It seems like there is no great way to differentiate between i.e. a jetson (“aarch64-linux”), an aws graviton instance (“aarch64-linux”), or a nixos vm running on an M series mac (“aarch64-linux”). Is there a chesteron’s fence reason we don’t have a target triple in nix?
For all three targets you list the canonical vendor field would be set to unknown, so it wouldn’t actually help you distinguish between those targets either.
There are some vendors (e.g. nintendo-switch) that are still used, but typically the OS isn’t linux for those cases, so it’s very niche in a nixpkgs context.
The vendor field is pretty pointless in our day and age, since it rarely makes a difference in terms of target architectures. Any more specific optimization flags - to the extent that they matter, modern CPU architectures are designed around being efficient x86 processors, not selling bespoke features - are going to be too disparate between individual devices of a vendor for you to get much use out of a vendor-specific target. If you do want to offer builds for specific devices, you’re better off making that explicit by other means (nixpkgs does this through nixpkgs.hostPlatform).
The vendor field is optional by GNU spec as well. nixpkgs has just chosen not to bother maintaining a vestigial part of the spec.
Note that this does not apply to nix - nix itself doesn’t care about the target architecture at all, you could totally write a nixpkgs alternative that does use triples; this could even make sense if you targeted a more niche hardware ecosystem - nixpkgs, targeting generic MacOS and Linux, which are almost universally apple and unknown respectively, basically doesn’t get any use out of the vendor field.
Do you have a specific use case for this? Distinguishing between the targets you list is typically done at a deployment level, someone might be able to point you at what you need if you have a more specific question.
I don’t really understand your example. The three can run nearly the same set of programs, as we distribute them for the aarch64-linux platform, so having three different triples means that we build all software three times for no reason.

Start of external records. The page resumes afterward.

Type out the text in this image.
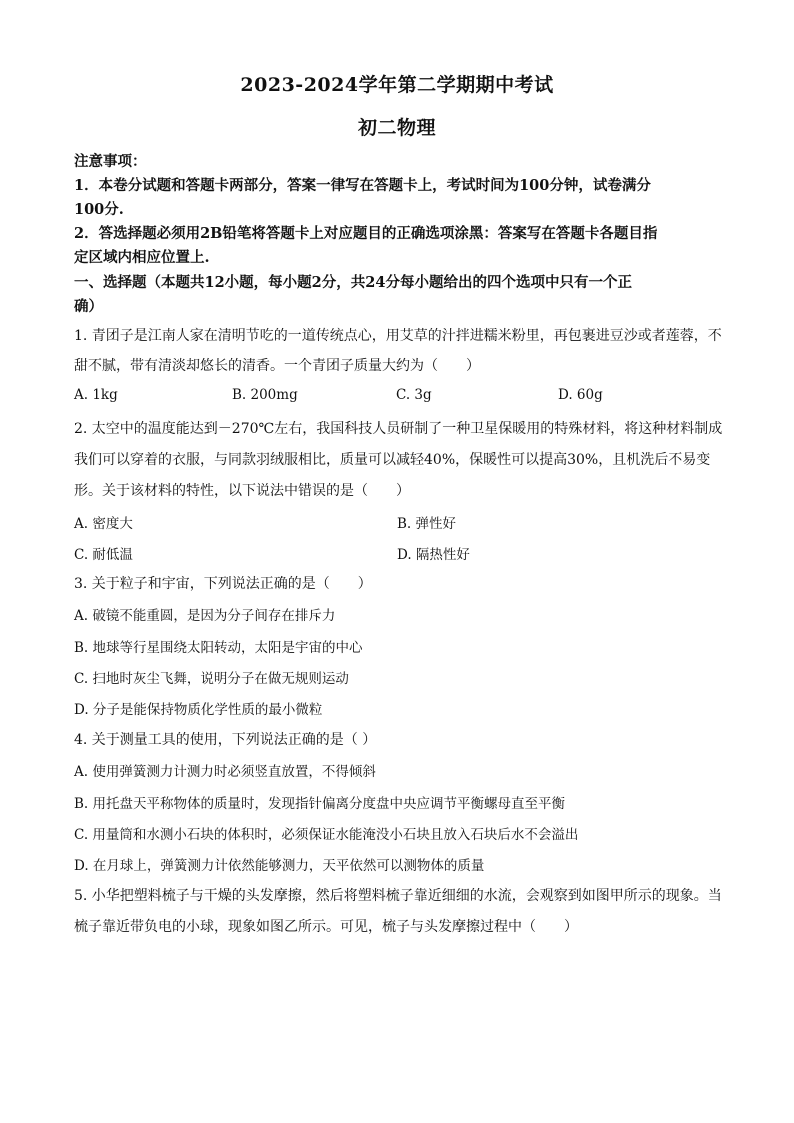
2023-2024学年第二学期期中考试
初二物理
注意事项：
1．本卷分试题和答题卡两部分，答案一律写在答题卡上，考试时间为100分钟，试卷满分
100分.
2．答选择题必须用2B铅笔将答题卡上对应题目的正确选项涂黑：答案写在答题卡各题目指
定区域内相应位置上.
一、选择题（本题共12小题，每小题2分，共24分每小题给出的四个选项中只有一个正
确）
1. 青团子是江南人家在清明节吃的一道传统点心，用艾草的汁拌进糯米粉里，再包裹进豆沙或者莲蓉，不
甜不腻，带有清淡却悠长的清香。一个青团子质量大约为（　　）
A. 1kg	B. 200mg	C. 3g	D. 60g
2. 太空中的温度能达到－270℃左右，我国科技人员研制了一种卫星保暖用的特殊材料，将这种材料制成
我们可以穿着的衣服，与同款羽绒服相比，质量可以减轻40%，保暖性可以提高30%，且机洗后不易变
形。关于该材料的特性，以下说法中错误的是（　　）
A. 密度大	B. 弹性好
C. 耐低温	D. 隔热性好
3. 关于粒子和宇宙，下列说法正确的是（　　）
A. 破镜不能重圆，是因为分子间存在排斥力
B. 地球等行星围绕太阳转动，太阳是宇宙的中心
C. 扫地时灰尘飞舞，说明分子在做无规则运动
D. 分子是能保持物质化学性质的最小微粒
4. 关于测量工具的使用，下列说法正确的是（ ）
A. 使用弹簧测力计测力时必须竖直放置，不得倾斜
B. 用托盘天平称物体的质量时，发现指针偏离分度盘中央应调节平衡螺母直至平衡
C. 用量筒和水测小石块的体积时，必须保证水能淹没小石块且放入石块后水不会溢出
D. 在月球上，弹簧测力计依然能够测力，天平依然可以测物体的质量
5. 小华把塑料梳子与干燥的头发摩擦，然后将塑料梳子靠近细细的水流，会观察到如图甲所示的现象。当
梳子靠近带负电的小球，现象如图乙所示。可见，梳子与头发摩擦过程中（　　）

Nix itself supports additional required “flags” for scheduling derivations on machines depending on what the build process needs nix.conf - Nix Reference Manual
Nixpkgs supports even more complex configuration than a target triple. See: Nixpkgs Reference Manual
Can you give a more concrete example of what you want to achieve? “Use cross-compile triples” doesn’t really mean much.
To me, it sounds like you missed the fact that there are multiple platforms. You can have build platform, host platform, and target platform all set to different things.